気絶していたサキュバスの耳にかなり物騒な会話が混じって居たが、どうやらエルフの女の子に捕まって居たらしい。

しかも紐で縛られ、今まさに熱湯に入れられようとしている最中だった。

「あ、暴れた!ユン、抑えて!こいつ殺してやるから!!」

「殺すじゃなくて止めだよー。目とかじゃなくて首切らないと。」

「首どこ!?」

「さぁ。やっぱり目からいこう。」

「てめぇらの方が人間以上の野蛮人だろうがぁ!!!」

割とガチギレしたサキュバスは少女に姿を変えて窮地を脱した。

衝撃波が発生し、割と丁寧にダシまでとってあった釜が破壊されていった。

「リリナ、これきっと魔女の試練だよ!」

「嘘、殺さなきゃ駄目なの!?」

「幼女が殺す殺す言うな!さっきから人を食材扱いしやがって!!」

「ひぃ、やっぱり魔女の使い魔だ殺さないと!」

「ていうかこの人の恰好変なんだけど、きっと物凄く危ない事が好きでたまらないのかな。」

当たって居るけれどいまいち納得ができなかったサキュバスは彼女たちから距離を取る。

ユンとリリナは、クロスボウを構えサキュバスを狙っている。あのクロスボウでさっき頭を射抜かれたようだが、彼女たちはこの年齢で狩猟を行っているのだろうか。

「女の子がそんな武器持って居たら駄目じゃない。」

「うん。でも、大人の人が皆居ないから、子供たちだけで村を守らないといけないの。」

「タルタロスの人たちも居なくなってきて、子供も動物を狩らないといけないから。えっと、貴方は食べれるのかな。」

「食えません。まぁ、別の意味なら構わないけど。」

「何言ってんのこの人・・。」

「やっぱり殺そう。」

口が滑って変な事を言ってしまい、少女たちの殺気度を上げてしまった。

「待って、私は別に怪しい生き物じゃないわ。」

「怪しい。」

「服装からして怪しい。」

どうしたらいいのか、こういう場合本気を出すと相手が死んでしまうかもしれない。

いっその事洗脳魔法を使うべきだろうが、サキュバスの洗脳は性的な方面に特化しすぎているため幼女には使えなかった。

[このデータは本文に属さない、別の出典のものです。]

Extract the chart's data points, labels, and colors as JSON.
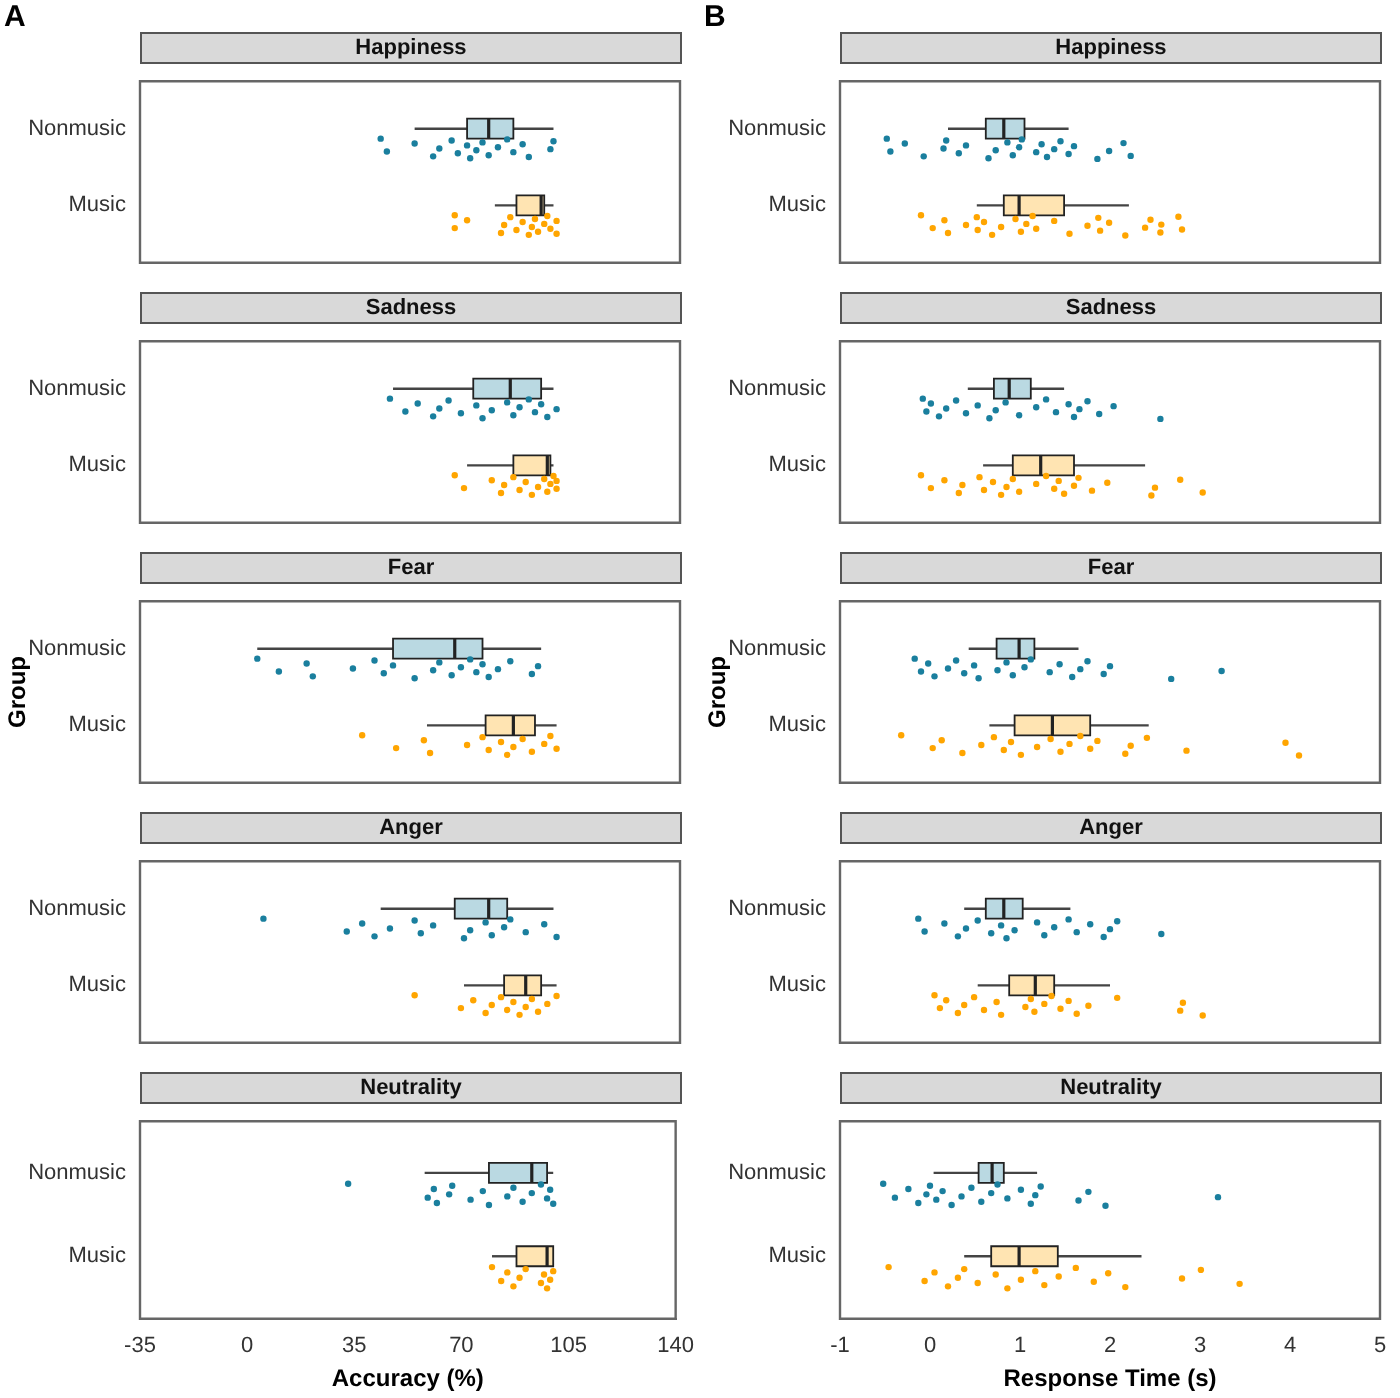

使ったらリゼットに本気で生贄に捧げられる可能性があるため、説得しかやることがなかった。

「怪しくないわ。だ、ダークエルフだって見た目私とそう変わらないでしょう?」

「あっちは根暗だからいいの。」

「心が暗い人だから闇属性を使えるんだよ。」

酷い幼女だった。サキュバスも内心、本気でそっち系の魔法ばかりしか使っていないので割と傷ついていた。

「ふふ、撃ちたいのなら撃ってみたらどう?」

ごぅん、と問答無用でクロスボウに装填されている矢が放たれた。冷静に考えたらクロスボウを使えるのならまともな家を作れてもいいはずだが、そんな細かい事を無視するように矢がサキュバスの頭に命中しようとした。

「え・・?」

「う、嘘・・?」

背中から急速展開された蝙蝠の翼によってその矢をガードする。

拙い、いつもの通りの防御行動に出てしまい、自分の正体を晒してしまった。

エルフの前でこの悪魔の姿をさらすとなると、少々ナツキの身も危ないだろう。

「かっこいい・・。」

「え?」

「ドラゴンみたい・・。」

「こいつ本当に幼女か・・?」

下半身に要らない物が生えている可能性があるが、見た目は普通に女の子だ。

サキュバスの不安が的中しないことを祈り、とりあえず今の状況を何とか緩和させる必要はあった。